No silent data failures - if something went wrong, a flag tells you.The flag time-series
chart above shows that spot_data_ok and twitter_data_ok remain
at or near 100% across the full 80-day run.
10 Statistical Properties
We conducted a systematic statistical study across all Tier 3 features against measured returns at 1-, 3-, 6-, and 12-cycle horizons. The methodology included baseline regressions, conditioned searches, and a full-feature sweep across 4,992 statistical tests with Benjamini-Hochberg FDR correction.
Unconditional sentiment relationships
Simple sentiment-to-price relationships showed no statistical significance across all horizons tested. Hybrid mean score, AI sentiment mean, lexicon score, post volume, and positive/negative ratios all returned p-values > 0.05 when tested unconditionally against subsequent measured returns.
Observed direction was consistently contrarian: elevated sentiment preceded lower measured returns. Effect sizes were modest (25–37 basis points over 24 hours).
This suggests sentiment may function as a contrarian signal under certain liquidity conditions - a hypothesis requiring out-of-sample validation.

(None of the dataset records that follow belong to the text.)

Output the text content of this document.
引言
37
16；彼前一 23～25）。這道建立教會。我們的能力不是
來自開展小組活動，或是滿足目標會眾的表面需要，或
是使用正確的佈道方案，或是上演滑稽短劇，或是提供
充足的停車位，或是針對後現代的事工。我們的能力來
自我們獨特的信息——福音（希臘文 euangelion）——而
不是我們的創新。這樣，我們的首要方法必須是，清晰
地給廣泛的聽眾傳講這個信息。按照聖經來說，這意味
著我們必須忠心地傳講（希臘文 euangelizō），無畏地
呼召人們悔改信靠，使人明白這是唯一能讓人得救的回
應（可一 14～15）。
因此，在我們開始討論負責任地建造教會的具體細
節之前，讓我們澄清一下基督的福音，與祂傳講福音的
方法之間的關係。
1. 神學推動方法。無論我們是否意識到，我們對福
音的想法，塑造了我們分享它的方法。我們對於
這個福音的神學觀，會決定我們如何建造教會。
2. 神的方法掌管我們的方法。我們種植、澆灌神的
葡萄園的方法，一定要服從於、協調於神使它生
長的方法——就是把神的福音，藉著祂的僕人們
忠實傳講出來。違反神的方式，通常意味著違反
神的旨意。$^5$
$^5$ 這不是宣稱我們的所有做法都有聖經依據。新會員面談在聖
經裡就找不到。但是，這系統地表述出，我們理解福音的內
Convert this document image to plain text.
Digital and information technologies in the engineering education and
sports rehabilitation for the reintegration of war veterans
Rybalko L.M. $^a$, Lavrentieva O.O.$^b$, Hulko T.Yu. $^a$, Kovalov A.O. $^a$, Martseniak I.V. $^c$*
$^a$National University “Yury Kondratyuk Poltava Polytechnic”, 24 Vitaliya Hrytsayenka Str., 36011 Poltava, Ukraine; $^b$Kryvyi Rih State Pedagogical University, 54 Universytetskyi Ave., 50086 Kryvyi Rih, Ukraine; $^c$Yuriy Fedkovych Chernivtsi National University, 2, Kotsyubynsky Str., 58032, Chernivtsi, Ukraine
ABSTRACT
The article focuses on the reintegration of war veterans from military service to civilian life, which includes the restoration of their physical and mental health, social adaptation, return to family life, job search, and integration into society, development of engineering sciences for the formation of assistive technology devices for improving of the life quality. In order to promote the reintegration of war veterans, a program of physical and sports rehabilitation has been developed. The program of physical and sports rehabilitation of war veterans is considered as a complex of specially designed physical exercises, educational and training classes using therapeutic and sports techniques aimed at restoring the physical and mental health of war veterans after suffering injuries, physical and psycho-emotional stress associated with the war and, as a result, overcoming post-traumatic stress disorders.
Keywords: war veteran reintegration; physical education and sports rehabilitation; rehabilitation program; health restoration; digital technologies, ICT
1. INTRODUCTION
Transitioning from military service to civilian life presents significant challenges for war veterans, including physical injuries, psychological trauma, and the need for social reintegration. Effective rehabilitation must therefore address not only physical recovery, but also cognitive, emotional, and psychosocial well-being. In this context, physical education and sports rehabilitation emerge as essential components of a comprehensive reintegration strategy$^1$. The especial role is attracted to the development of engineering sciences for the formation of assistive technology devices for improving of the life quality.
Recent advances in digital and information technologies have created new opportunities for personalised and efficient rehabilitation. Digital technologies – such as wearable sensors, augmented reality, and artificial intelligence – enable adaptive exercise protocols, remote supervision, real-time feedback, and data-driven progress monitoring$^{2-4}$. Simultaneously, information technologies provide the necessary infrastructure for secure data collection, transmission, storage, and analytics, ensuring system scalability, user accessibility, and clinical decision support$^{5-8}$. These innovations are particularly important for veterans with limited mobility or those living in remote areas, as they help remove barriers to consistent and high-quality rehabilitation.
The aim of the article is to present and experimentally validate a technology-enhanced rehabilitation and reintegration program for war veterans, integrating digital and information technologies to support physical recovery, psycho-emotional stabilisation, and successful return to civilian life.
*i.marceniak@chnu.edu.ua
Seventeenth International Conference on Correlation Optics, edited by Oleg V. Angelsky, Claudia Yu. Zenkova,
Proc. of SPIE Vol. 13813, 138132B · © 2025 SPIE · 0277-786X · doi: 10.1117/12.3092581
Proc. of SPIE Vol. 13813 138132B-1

Derivatives and microstructure
The strongest statistical associations were observed in derivatives positioning and market microstructure features:
- Open interest flow: 5-minute OI deltas showed consistent associations with subsequent returns across multiple horizons
- Funding rates: Extreme funding (both positive and negative) preceded mean-reverting behavior
- Futures basis: Spot-futures divergence showed predictable convergence patterns
- Order book imbalance: Depth-weighted OBI at 5bps bands associated with short-horizon drift
These are well-documented market microstructure phenomena. The dataset captures them cleanly because all features share observation windows - no timestamp alignment required.
Treat these as descriptive statistics about the dataset's structure, not as evidence of exploitable patterns. Past statistical associations do not guarantee future replicability.

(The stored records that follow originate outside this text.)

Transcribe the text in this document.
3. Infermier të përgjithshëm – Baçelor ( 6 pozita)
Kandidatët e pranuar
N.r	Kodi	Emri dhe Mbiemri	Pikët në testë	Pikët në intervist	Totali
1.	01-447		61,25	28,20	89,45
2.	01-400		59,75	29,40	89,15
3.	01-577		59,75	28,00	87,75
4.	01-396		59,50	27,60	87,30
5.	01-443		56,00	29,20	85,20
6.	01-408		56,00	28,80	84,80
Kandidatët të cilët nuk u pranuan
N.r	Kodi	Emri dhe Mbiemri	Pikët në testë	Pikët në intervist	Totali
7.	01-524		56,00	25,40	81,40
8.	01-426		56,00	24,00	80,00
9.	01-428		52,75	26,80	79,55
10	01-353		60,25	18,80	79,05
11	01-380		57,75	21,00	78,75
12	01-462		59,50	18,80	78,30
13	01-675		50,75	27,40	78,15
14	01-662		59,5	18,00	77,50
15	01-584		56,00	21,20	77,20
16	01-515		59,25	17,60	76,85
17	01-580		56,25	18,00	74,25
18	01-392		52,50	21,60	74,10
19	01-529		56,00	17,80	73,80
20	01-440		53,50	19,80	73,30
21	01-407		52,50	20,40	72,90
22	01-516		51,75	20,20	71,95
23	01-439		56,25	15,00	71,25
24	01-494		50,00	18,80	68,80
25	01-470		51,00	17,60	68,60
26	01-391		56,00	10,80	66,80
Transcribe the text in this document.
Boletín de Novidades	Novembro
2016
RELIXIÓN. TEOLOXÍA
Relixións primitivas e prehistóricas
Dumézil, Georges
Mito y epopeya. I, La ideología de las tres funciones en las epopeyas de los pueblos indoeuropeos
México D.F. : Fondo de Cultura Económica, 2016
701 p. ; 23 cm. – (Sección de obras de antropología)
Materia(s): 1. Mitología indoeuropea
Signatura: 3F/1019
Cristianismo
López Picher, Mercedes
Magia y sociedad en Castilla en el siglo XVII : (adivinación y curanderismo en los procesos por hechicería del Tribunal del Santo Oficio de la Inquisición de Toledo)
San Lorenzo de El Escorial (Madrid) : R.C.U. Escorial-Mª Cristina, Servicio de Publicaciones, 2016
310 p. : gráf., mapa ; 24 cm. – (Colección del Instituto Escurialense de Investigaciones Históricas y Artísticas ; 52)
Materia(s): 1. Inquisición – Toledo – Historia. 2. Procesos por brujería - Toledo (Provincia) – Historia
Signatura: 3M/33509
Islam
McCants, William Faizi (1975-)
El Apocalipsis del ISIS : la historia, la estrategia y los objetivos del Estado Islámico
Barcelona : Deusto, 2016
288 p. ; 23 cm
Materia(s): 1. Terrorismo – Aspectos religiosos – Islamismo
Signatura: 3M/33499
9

Full methodology: instrumetriq.com/research
11 Data Source Notes
Quote currency
Spot market data is sourced from Binance USDC pairs. Futures data is
sourced from USDT-margined perpetual contracts. Prices are functionally
identical across quote currencies (both USD stablecoins, <0.02%
difference). Order book depth and spread metrics reflect the USDC spot
market. The symbol column stores the base asset only.

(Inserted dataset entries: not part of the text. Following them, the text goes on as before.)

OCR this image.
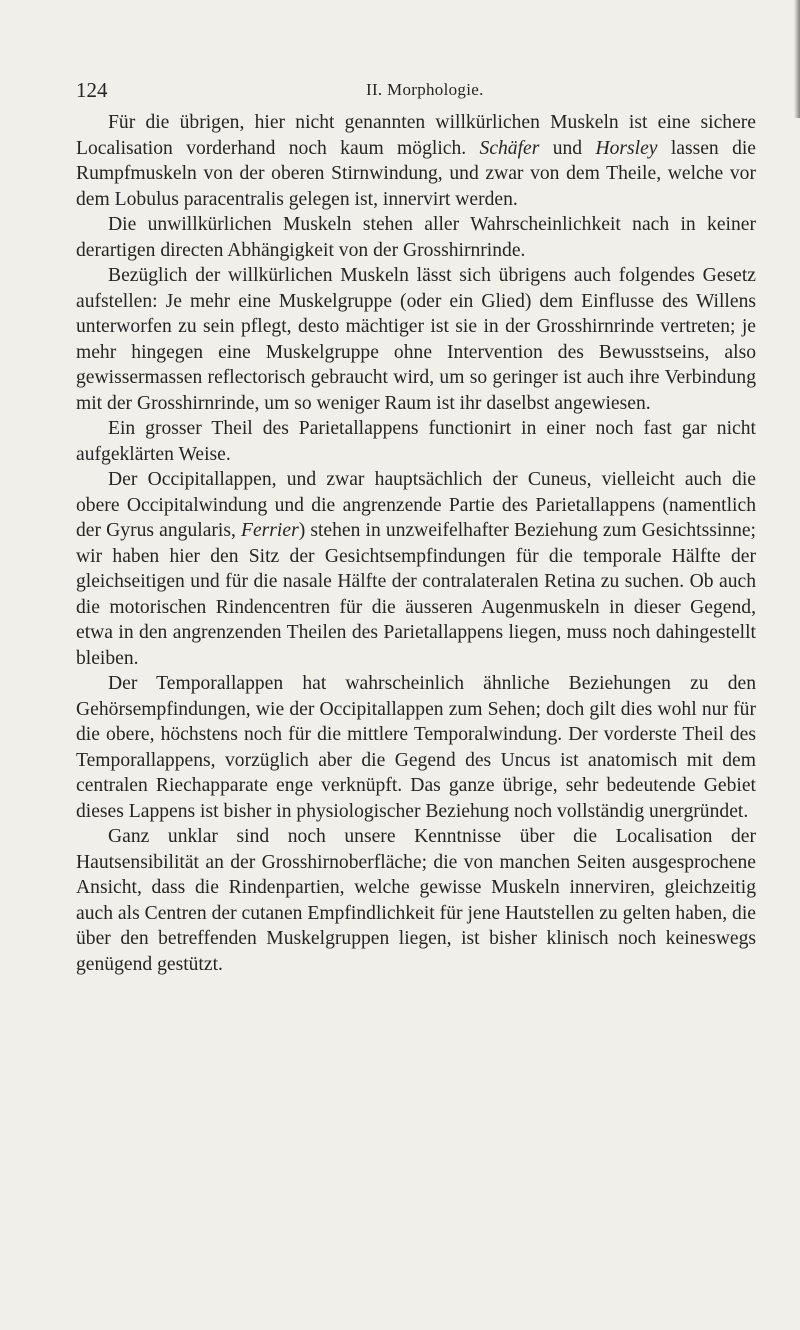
124	II. Morphologie.

Für die übrigen, hier nicht genannten willkürlichen Muskeln ist eine sichere Localisation vorderhand noch kaum möglich. Schäfer und Horsley lassen die Rumpfmuskeln von der oberen Stirnwindung, und zwar von dem Theile, welche vor dem Lobulus paracentralis gelegen ist, innervirt werden.

Die unwillkürlichen Muskeln stehen aller Wahrscheinlichkeit nach in keiner derartigen directen Abhängigkeit von der Grosshirnrinde.

Bezüglich der willkürlichen Muskeln lässt sich übrigens auch folgendes Gesetz aufstellen: Je mehr eine Muskelgruppe (oder ein Glied) dem Einflusse des Willens unterworfen zu sein pflegt, desto mächtiger ist sie in der Grosshirnrinde vertreten; je mehr hingegen eine Muskelgruppe ohne Intervention des Bewusstseins, also gewissermassen reflectorisch gebraucht wird, um so geringer ist auch ihre Verbindung mit der Grosshirnrinde, um so weniger Raum ist ihr daselbst angewiesen.

Ein grosser Theil des Parietallappens functionirt in einer noch fast gar nicht aufgeklärten Weise.

Der Occipitallappen, und zwar hauptsächlich der Cuneus, vielleicht auch die obere Occipitalwindung und die angrenzende Partie des Parietallappens (namentlich der Gyrus angularis, Ferrier) stehen in unzweifelhafter Beziehung zum Gesichtssinne; wir haben hier den Sitz der Gesichtsempfindungen für die temporale Hälfte der gleichseitigen und für die nasale Hälfte der contralateralen Retina zu suchen. Ob auch die motorischen Rindencentren für die äusseren Augenmuskeln in dieser Gegend, etwa in den angrenzenden Theilen des Parietallappens liegen, muss noch dahingestellt bleiben.

Der Temporallappen hat wahrscheinlich ähnliche Beziehungen zu den Gehörsempfindungen, wie der Occipitallappen zum Sehen; doch gilt dies wohl nur für die obere, höchstens noch für die mittlere Temporalwindung. Der vorderste Theil des Temporallappens, vorzüglich aber die Gegend des Uncus ist anatomisch mit dem centralen Riechapparate enge verknüpft. Das ganze übrige, sehr bedeutende Gebiet dieses Lappens ist bisher in physiologischer Beziehung noch vollständig unergründet.

Ganz unklar sind noch unsere Kenntnisse über die Localisation der Hautsensibilität an der Grosshirnoberfläche; die von manchen Seiten ausgesprochene Ansicht, dass die Rindenpartien, welche gewisse Muskeln innerviren, gleichzeitig auch als Centren der cutanen Empfindlichkeit für jene Hautstellen zu gelten haben, die über den betreffenden Muskelgruppen liegen, ist bisher klinisch noch keineswegs genügend gestützt.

Full explanation in methodology documentation.
Methodology versions
V1 (Dec 2025 – Feb 2026) used single-model DistilBERT. V2 (Feb 2026 – present) uses dual-model BERTweet + DistilBERT with crypto relevance filtering. Every row is tagged with its methodology regime.
Coverage
Binance-listed USDC spot pairs + USDT-M perpetual futures. ~275 assets as of current date. Assets are added/removed automatically as Binance listings change.